I haven’t bought Russian ammo in a long time. Hard primers, dirties up chambers, casings create more friction in some mags causing stoppages, more erosive bullets, and I really don’t want to support Russia in any way.
Blazer alluminum. Hard primers, casings don’t slide against eacher well.
Freedom Munitions steel case. Plated bullets reduce accuracy. Cases split and cause stoppages in my HK P30SK.
M80 type fmj 7.62x51. None of it is accurate. It’s just 4 moa stuff meant for machine guns. Fine if for close range training / practice. Often has steel in the jacket, too.

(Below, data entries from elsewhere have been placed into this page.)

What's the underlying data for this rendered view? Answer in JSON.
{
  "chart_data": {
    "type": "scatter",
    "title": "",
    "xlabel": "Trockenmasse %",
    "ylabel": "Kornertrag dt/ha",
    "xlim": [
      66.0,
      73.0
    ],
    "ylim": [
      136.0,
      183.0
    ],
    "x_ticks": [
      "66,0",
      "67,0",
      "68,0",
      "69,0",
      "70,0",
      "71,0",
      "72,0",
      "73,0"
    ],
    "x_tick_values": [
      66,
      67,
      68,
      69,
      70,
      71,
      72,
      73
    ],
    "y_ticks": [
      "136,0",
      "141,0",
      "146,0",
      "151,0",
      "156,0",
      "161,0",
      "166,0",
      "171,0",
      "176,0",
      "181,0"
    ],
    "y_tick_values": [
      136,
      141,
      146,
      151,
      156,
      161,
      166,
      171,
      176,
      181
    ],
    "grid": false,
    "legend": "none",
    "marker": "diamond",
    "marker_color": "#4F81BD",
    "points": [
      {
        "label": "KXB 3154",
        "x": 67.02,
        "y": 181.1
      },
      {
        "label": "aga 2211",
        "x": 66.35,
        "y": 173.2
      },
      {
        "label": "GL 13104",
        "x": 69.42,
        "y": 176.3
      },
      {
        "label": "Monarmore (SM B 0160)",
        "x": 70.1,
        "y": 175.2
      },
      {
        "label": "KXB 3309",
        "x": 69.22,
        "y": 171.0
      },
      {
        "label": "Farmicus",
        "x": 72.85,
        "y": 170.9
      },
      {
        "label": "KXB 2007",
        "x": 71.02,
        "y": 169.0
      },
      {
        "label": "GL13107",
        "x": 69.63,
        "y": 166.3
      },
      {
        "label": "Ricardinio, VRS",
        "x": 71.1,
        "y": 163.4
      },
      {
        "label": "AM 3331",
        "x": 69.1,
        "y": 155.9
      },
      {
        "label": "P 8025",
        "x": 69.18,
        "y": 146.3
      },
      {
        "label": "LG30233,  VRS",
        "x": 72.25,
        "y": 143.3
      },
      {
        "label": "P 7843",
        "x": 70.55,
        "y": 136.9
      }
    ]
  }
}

Ammo, Inc’s Streak line. Incredibly underwhelming, and that was with .45 out of a Thompson semi-auto. If it was going to work out of any of the calibers and weapons, that should have been the right combo.
Hornady Frontier. It seems like an offshoot of the Eldest Son program. I’ve got chrono results where one or two 68gr rounds per case are more than 200fps above their frens, and are faster than M855a1 62gr fired concurrently in the same gun. I can see how people blow up their guns with this brand.
I’ve been having pretty good results from the CCI Clean powdercoated subsonics lately. It runs in my G44 and M&P 15-22 and has the best precision of what I’ve tried in one of those and is tied for best in the other. I just bought 5k more rounds of it a couple weeks ago. You might try that.
I saw some cats shooting an Uzi with that stuff. They seemed to be having a good time. Fun fact: at night with a sufficiently bright weaponlight (PLH, PLHv2, OKW, OWL) on your PCC or SMG, cheap plated 147s reflect light back and are highly visible in flight. Its a hoot on full auto.
I’m picky with ARs; only brass. For 7.62 commie, whatever’s on sale.
Pistol rounds, anything except aluminum. I don’t know what the reason is, but every time I’ve ever used aluminum target rounds, I spend more time clearing malfunctions than shooting across the 6 or so semi-auto pistols.
Before I knew better, back in the mid-1990s I bought some Venezuelan “CAVIM” milsurp 7.62NATO for my M14 type… What crap. I finally sold the rest and bought Radway-Green, etc.
Once bitten… Since then I’ve been hyper-picky.
The only other incident of buyer’s remorse I can remember is Federal’s newish “range pack” of 800rnds of .22lr. It’s very inconsistent compared to anything from CCI or even Fed’s own AutoMatch (I ran all of them over my chrono to make sure I wasn’t losing my mind.) The slow rounds are consistently jams in my semi-autos, and that’s a jam every 10-20 rounds.
That is the only ammo that would choke my Mk23 and the last round would always eject to the top of my head or forehead.
It would fail to go into battery several times and would get stuck, could not pull the slide back but could push it into battery fairly easy. If it wasn’t a tank of a handgun I surely would have found a way to eject instead of fire.
This ammo is rough and sharp on the points as well. I bought a bunch when Midway had it on sale for something like $12.99 or $13.99 bx of 20. It may have been even cheaper than that more I think about it, might have been $8.99.
I’ve been pretty disappointed with plain jane Federal 9mm 115 grain ball ammo. It’s under powered and not particularly accurate–bulk ammo like LAX and UMC run better for me. I still have a few hundred rounds of old Peters .22 that I hate shooting, it’s really inconsistent. It’s so lousy I’d feel bad giving it away.
I had a box of the same Federal range pack .22lr and it was horrible. I could tell they were grossly underpowered and then I had a couple of squibs, one of which lodged in the barrel. I emailed Federal and they promptly sent me a return label and reimbursement for the box of ammunition.
I had a minor KB that I suspect was from a double charge in a gun-show reload in a PX4. It stung pretty good. Felt like +P+++++++++, and the case blew out. Gun was fine. Also had a case head separation in a Noveske with brand new ammo that came from a place that also does reman. Never quite figured that out… maybe a fluke.
Maybe. I got lucky and I think there was no charge in the cartridge. Primer ignited and lodged the projectile in the throat. Luckily it would not chamber the next round. I contacted the manufacturer and they basically told me to pound sand. Last time I deal with Fedarm or Fedammo, whatever their name was. I stick to reputable commercial loads only now.